My only complaint on the interior is that the door armrests should have more rearward padding for those of us who like to rest are arms there. As is, the faux-wood covered handle hurts the forearm.
Trunk space is generous with a two large roll-a-long luggage capacity, or, two golf bags when stowed diagonally. There’s also a thoughtful First Aid kit Velcro attached to the inner fender wall.
Optima comes in four flavors: LX, EX, SX and top-line SX Limited that was tested. Of course, there’s also the Optima Hybrid LX and EX.

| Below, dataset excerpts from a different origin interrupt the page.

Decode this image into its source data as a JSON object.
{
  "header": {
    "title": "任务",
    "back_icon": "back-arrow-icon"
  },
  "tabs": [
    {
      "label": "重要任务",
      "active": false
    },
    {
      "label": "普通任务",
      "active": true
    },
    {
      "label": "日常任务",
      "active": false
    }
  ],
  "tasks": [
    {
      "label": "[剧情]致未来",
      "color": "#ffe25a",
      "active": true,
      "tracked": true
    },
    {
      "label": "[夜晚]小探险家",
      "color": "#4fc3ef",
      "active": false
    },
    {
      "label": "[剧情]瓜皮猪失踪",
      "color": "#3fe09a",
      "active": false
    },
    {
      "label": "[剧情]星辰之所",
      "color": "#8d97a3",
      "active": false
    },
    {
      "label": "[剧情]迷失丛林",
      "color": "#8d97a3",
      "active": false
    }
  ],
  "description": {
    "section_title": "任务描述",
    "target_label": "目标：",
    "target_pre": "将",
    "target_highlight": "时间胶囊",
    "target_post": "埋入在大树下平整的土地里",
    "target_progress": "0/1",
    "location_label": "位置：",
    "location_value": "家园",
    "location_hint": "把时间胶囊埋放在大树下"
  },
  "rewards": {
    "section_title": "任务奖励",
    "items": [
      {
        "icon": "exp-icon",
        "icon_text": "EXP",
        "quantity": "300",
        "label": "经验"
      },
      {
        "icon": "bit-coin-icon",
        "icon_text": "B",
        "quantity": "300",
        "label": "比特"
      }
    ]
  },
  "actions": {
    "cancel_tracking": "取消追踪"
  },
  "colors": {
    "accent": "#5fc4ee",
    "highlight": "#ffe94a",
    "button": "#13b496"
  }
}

As for the gasoline-only powertrains, the LX and EX come with a 2.4L, 200-hp 4-cylinder while the SX and SXL come standard with a 2.0L, 274-hp turbocharged four cylinder that produces 269 lb/ft of torque. It couples to a 6-speed automatic that has been 0-60 tested at 6.5 seconds, which is about average for a family type, compact sedan. The latter combination gets EPA mileage estimates of 22 city, 34-highway mpg when driven economically. But when the turbo kicks in, acceleration is exceptionally brisk however gas mileage suffers accordingly. But there’s no want for power with two adults aboard.
Since it’s the sporty SX model, the suspension is on the firm side, but not too taut. Sharp turns produce only a tad of lean and if you could close your eyes while driving the SX, you’d think you were in a BMW 3-Series. Kia did a marvelous job of emulating the latter.
Since the standard and optional feature list is so extensive and lengthy, the most important ones are heated/cooled seats (the latter are particularly helpful right now), heated outboard rear seats, rear camera, GPS Nav, Electronic Stability Control, Vehicle Stability Management, Hill Assist, LED running lights, heated outside mirrors, and yes, the First Aid kit.
For this and lots more, the Optima priced-out at $35,275 with delivery, after a base of $28,800. Unfortunately, Kia selectively bundles its features so to forego Panoramic Sunroof embedded within the SX Premium Touring Package ($2,950), you’d lose the RV camera, heated/cooled seats and more. There’s also the pricey SX Limited Package ($3,350) that contains such desirables as leather seats and, yes, the First Aid Kit.
Optima received impressive government safety ratings of five overall stars, five for frontal crash (driver & passenger), three for side crash (front seat), five for rear seat, and lastly, five for rollover. All this and a generous 10/100K limited powertrain, 5/60K basic and 5/60K roadside assistance warranties, makes Optima a compelling compact family sedan.